Adding them to a legacy project is a no-go. If you’ve ever inherited a legacy project and decided to start cleaning up, you know how depressing that first run of static analysis and linters can be. You either see how bad it is and commit a significant portion of time to cleaning it up, or you look the other way and give up on them because it feels hopeless.

They create too much friction for team members that only need the tools related to the things they have the skillset to address. If your front-end team team members are pestered by back-end linters and static analysis, that’s not helpful. And telling a back-end developer about accessibility issues likely isn’t useful either.

Applying a batch of tools consistently is tedious. For the most part, you can configure the tools to apply the same set of default settings every time without having to type additional flags on the command line. But frequently, they have options that are only available via the command line. So you’d have to remember the syntax and add some extra keystrokes every time you wanted to run it.

Filtering files to save time and focus only on the area you’re working on right now is painful at best. Doing it for one tool and one file is tedious enough. Doing it for three tools and five files? Probably not going to happen. If it requires more keystrokes to review your code than it took to change it, it’s easier to just run all of your tools and wait. That kind of defeats the purpose.

They don’t naturally communicate with other tools like version control or release management. If you’re working locally, you can move faster by zeroing in only on the files you’re changing right now. Then, you can run the full suite of tools before you start the pull request. You can move faster with smaller commits, but then you could easily do the slower and more complete run before the PR.

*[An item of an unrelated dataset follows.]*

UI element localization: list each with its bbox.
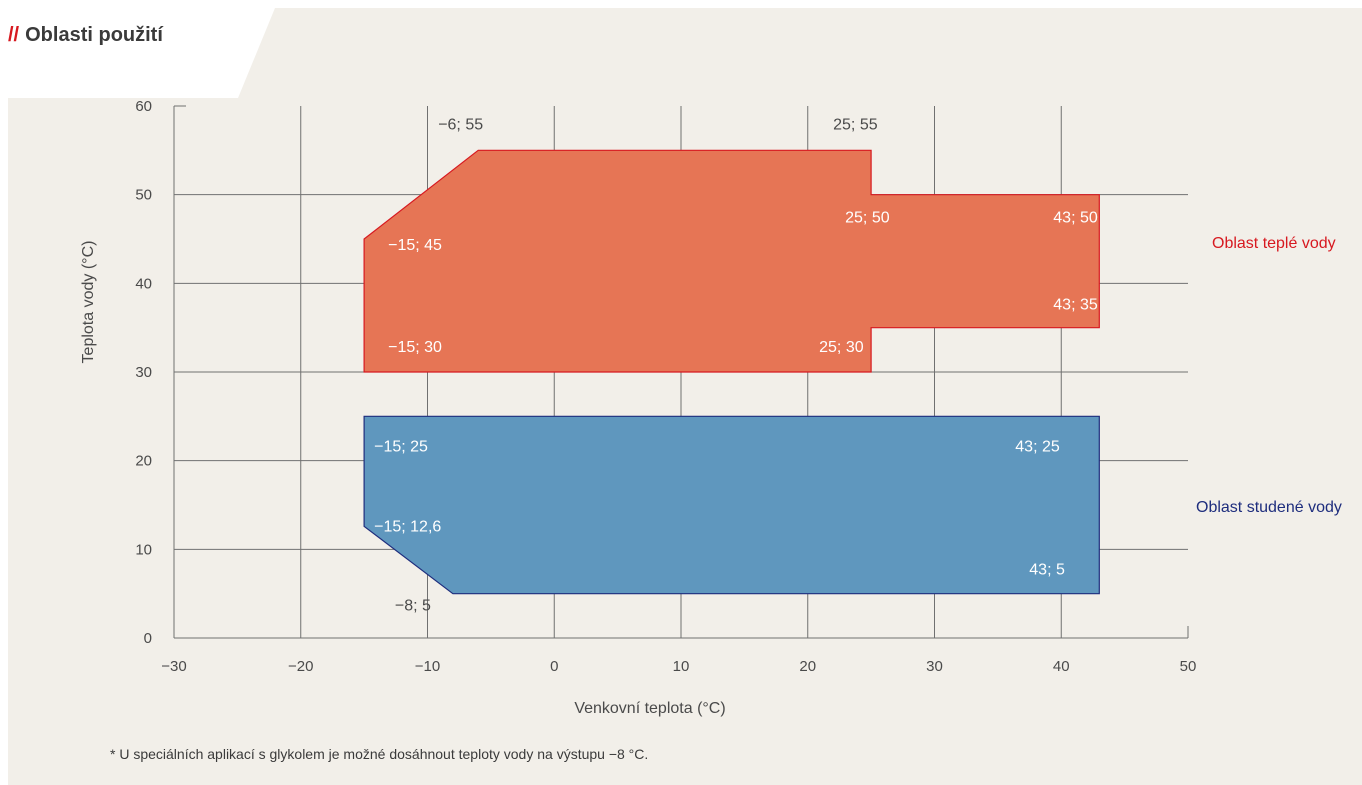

They don’t always work consistently or intelligently in both continuous integration and local development environments. Pushing and waiting for a build to break due to whitespace issues isn’t super-practical. Similarly, testing to see if you fixed a broken build shouldn’t require waiting for CI. It needs to be seamless to run the exact same tools and configurations in CI or locally so you can get back on track faster without waiting around. And CI should be able to stay focused on critical problems. It needs to be easy to review and fix whitespace and formatting locally so CI can run faster and avoid tripping over non-critical details.


So if the tools aren’t a net-positive, could they be? And if so, what would it take?

I’ve spent the last two years iterating and exploring ideas to address these issues. I’ve tried multiple low-effort approaches like aliases, simple ‘dumb’ scripts, and rake files, but they’ve all carried their own baggage.

Now I’m working on a more ambitious approach to tip the scales. It’s not ready yet, but I’ve never been more excited about anything I’ve ever worked on in my entire career.

It’s not going to solve all of these problems on day one. And it will likely never solve all of the issues completely. But it will provide an extensible way for all of these tools to work together with less configuration, less friction, and a much more judicious way of presenting the problems in a way that humans can handle. So far, I’ve found that it solves enough problems that I don’t think twice about adding an additional tool if it helps me ship bitter code.

Then, with the same amount of time and effort on your part, you’ll be able to catch issues earlier (when they’re cheaper to fix), improve your code quality, learn new techniques, streamline code reviews, and improve the results you’re able to achieve with that four hours you have every day.